If you told me 10 years ago that I would be volunteering my time to develop master plans for non-profit organizations around the world, I’d have called you crazy. But that’s exactly what I’ve found myself doing. What’s more, I realized my engineering background could be used through a Christian non-profit organization called Engineering Ministries International (EMI) — a group consisting of engineers, architects, surveyors, and other techs who donate their professional skills by travelling abroad to help the less fortunate.
We design future facilities that will serve the poor in developing countries, working on projects such as orphanages, clean water, bridges, medical centres, hospitals, and training schools. EMI also does construction management and sends emergency response teams to disaster zones.
I’ve been privileged to travel to places like Kenya, Tanzania, Egypt, and even spent six months living in Uganda. My most recent trip to Lebanon in February 2012 marks my seventh project trip abroad. I’d like to give you a taste of what I experienced.
Our team met together for the first time in Beirut. We included a structural engineer from Anchorage, a mechanical engineer from Kentucky and a senior architect from Colorado. A junior architect from Winnipeg and I were the Canadian contingent. The team was of one spirit and worked very well together, enabling us to get much work completed in-country.
After a couple of days in Beirut, our client organization took us up into the mountains about an hour outside the city to see the site we were to work on. This was a camping and conference centre that is much cherished by those who enjoy it to escape for a few weeks from the city.
Consisting of a disorganized network of 50-year old buildings with inadequate infrastructure, the site has a church, orphanage, dormitories, basketball court (they love B-ball), kitchen, and a dining hall for around 50-100 people.

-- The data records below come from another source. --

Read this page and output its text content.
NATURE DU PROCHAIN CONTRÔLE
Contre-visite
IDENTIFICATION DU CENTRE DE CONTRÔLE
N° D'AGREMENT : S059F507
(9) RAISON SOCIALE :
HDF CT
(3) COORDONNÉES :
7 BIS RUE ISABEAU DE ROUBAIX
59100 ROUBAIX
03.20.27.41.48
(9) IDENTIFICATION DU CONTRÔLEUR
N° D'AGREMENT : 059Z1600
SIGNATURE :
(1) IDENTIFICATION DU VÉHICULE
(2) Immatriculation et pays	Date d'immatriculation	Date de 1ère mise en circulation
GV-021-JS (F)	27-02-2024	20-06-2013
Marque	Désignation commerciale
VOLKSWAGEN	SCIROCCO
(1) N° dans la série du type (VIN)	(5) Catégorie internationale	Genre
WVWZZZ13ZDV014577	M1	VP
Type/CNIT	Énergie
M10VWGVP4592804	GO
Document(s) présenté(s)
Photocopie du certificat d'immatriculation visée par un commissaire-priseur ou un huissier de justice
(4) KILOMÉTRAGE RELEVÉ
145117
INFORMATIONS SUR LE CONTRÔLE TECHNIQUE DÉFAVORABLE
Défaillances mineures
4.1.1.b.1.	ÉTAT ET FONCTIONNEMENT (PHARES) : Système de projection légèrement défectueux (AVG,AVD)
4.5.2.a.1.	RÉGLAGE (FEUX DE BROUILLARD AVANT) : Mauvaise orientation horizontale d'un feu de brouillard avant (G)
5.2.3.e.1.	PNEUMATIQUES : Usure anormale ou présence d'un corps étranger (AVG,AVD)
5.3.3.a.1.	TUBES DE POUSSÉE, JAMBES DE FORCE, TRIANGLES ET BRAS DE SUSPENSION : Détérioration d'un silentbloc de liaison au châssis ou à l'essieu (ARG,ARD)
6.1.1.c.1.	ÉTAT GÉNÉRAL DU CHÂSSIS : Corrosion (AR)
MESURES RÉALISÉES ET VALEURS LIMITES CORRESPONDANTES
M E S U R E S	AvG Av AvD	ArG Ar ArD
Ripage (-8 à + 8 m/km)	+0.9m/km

The organization wishes to ultimately expand the camp’s capacity to 300 people. This was where the EMI team provided them with experience and know-how to properly plan for future redevelopment on the site whilst keeping the existing buildings functional throughout the process.
The work was not without its struggles, mainly surrounding the steep grades of the site, and the short timeline imposed on us.
Our daily program meetings with local architects and the client were critical in our effort to collect as much in-country information as possible. Thankfully, Lebanese people learn English, French, and Arabic in school, which eliminated potential communication barriers.
For two weeks we worked tirelessly to complete the architectural, structural, civil, mechanical, and electrical conceptual designs, providing as much detail as possible. When we presented our master plan to the organization’s general assembly, they responded with praise and excitement. But the most satisfying moment was to come when our final report is given to the client in June. The report will empower the client to move forward and realize their dreams — a very exciting moment for all involved!
These trips give me great pleasure, knowing that I’ve played even a small part in helping the global community by using my skills as an engineer to help those who are less fortunate. Who knows where I will go next!cce
Ryan Williams, EIT is a civil engineering graduate with ISL Engineering and Land Services in Edmonton, Alberta.
The names of the camp and the EMI team members have been kept anonymous — a measure the organization considers necessary for their protection and ongoing ability to work in this part of the world.